Życzę Wam, żeby ten następny rok otoczył Was, Wasze Rodziny, Waszych zwierzęcych pupilów, Wasze ukochane rośliny, kokonem szczęścia, zdrowia i wszelkiej pomyślności w każdej dziedzinie życia.
======================================================================


 


6 komentarzy:

  1. Czekałam na podsumowanie i doczekałam się choć przyznam że chciałoby się widzieć tego więcej. Dreptanie w pigułce. Piękne zdjęcia i podróż przez wszystkie pory roku.
    Życzę ci aby 2018 rok nie był gorszy ale lepszy od minionego. Zdrowia i sił tobie i współdreptaczkom żebym mogła dalej wirtualnie z wami poruszać się. AC

    OdpowiedzUsuń
  2. Dziękuję za życzenia i je odwzajemniam.
    Cieszę się, że trapi Cię niedosyt niż przesyt.
    Serdeczności AC.

    OdpowiedzUsuń
  3. Piękna prezentacja przedreptanych tras. Esencjonalnie i na temat. Z przyjemnością prześledziłam je od nowa.
    A tak przy okazji- mnie Pilsko w tym roku "przerosło". Niestety nie udało się "zimowe" zdobycie szczytu.
    Dużo dobrego Stachu w Nowym Roku i wielu przedreptanych tras.
    Pozdrawiamy Noworocznie :-)

    OdpowiedzUsuń
    Odpowiedzi
    1. Tak bywa, że czasem coś nie wyjdzie. Jak wiesz, sam chciałem zawracać ale seniorka twardo postawiła na swoim i udało się go zdobyć.
      Co się odwlecze to nie uciecze. Przed kilku laty seniorka nie dała rady wyjść na Rysy, ale po pewnym czasie śmigała do góry i zdobyła szczyt.
      Głowa do góry, Tobie też się uda, jak nie w tym to w przyszłym roku.
      Dziękuję za opinię i cieszę się, że ten sposób relacji podoba się. Uważam, że na tyle jest sporo fotek, że większego opisywania słowami nie potrzeba, tylko to najważniejsze, czyli statystyka.
      Samych dobroci dla Was, zdrowia. Mnie po powrocie z Żywczakowej coś "się pochorowało" i dlatego ostatnie dni roku i dziś spędziłem w większości w łóżku. Dlatego wiem jak zdrowie jest ważne.
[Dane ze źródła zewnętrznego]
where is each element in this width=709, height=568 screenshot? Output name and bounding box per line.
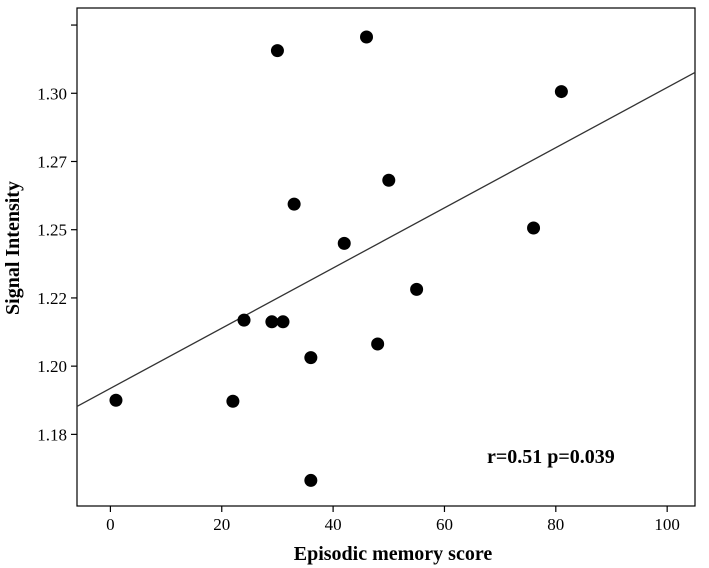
data-point [304,351,318,365]
data-point [265,315,279,329]
y-tick-label: 1.30 [37,84,67,103]
x-tick-label: 20 [213,515,230,534]
axes: 0 20 40 60 80 100 1.18 1.20 1.22 1.25 1.27 1.30 [37,7,696,534]
data-point [410,282,424,296]
y-tick-label: 1.22 [37,289,67,308]
data-point [304,473,318,487]
x-tick-label: 0 [106,515,115,534]
x-tick-label: 60 [436,515,453,534]
y-tick-label: 1.18 [37,425,67,444]
data-point [276,315,290,329]
data-point [527,221,541,235]
correlation-annotation: r=0.51 p=0.039 [487,446,615,468]
data-point [360,30,374,44]
data-point [554,85,568,99]
data-point [270,44,284,58]
data-point [109,393,123,407]
data-point [226,394,240,408]
y-tick-label: 1.20 [37,357,67,376]
data-point [237,313,251,327]
x-tick-label: 100 [654,515,680,534]
data-points [109,30,568,487]
fit-line [76,71,696,407]
data-point [287,197,301,211]
fit-line-group [76,71,696,407]
data-point [337,236,351,250]
data-point [382,173,396,187]
y-tick-label: 1.27 [37,152,67,171]
x-tick-label: 40 [325,515,342,534]
x-tick-label: 80 [547,515,564,534]
data-point [371,337,385,351]
plot-frame [76,7,696,507]
y-axis-title: Signal Intensity [2,181,24,315]
x-axis-title: Episodic memory score [294,543,493,565]
y-tick-label: 1.25 [37,221,67,240]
Mam nadzieję do połowy tygodnia całkowicie wydobrzeć, bo przecież trzeba zacząć dreptanie w kolejnym roku.
      Zdrowia, dobroci, a co do przedreptanych tras, to mam nadzieję na wspólną odpowiednią dawkę.
      Do Siego Roku 2018! dla Was i Waszej Rodziny.

      Usuń
  4. Bogato - wypada winszowac tego co dotychczas i zyczyć podobnych wyników na ten rok!

    OdpowiedzUsuń
    Odpowiedzi
    1. Dziękuję Macieju. Jeśli u mnie bogato, to co mają powiedzieć moje koleżanki, które stale drepczą i tych tras swoich mają przynajmniej x 2...
      Niestety nigdzie tego nie publikują. Czasu zupełnie na to im brakuje. Cieszę się, że przynajmniej średnio raz w tygodniu możemy razem wędrować.
      Jak Bozia da zdrowie i tym samym siły, to wyniki powinny być podobne.
      Serdeczności dla Ciebie i Twojej Rodzinki na cały 2018!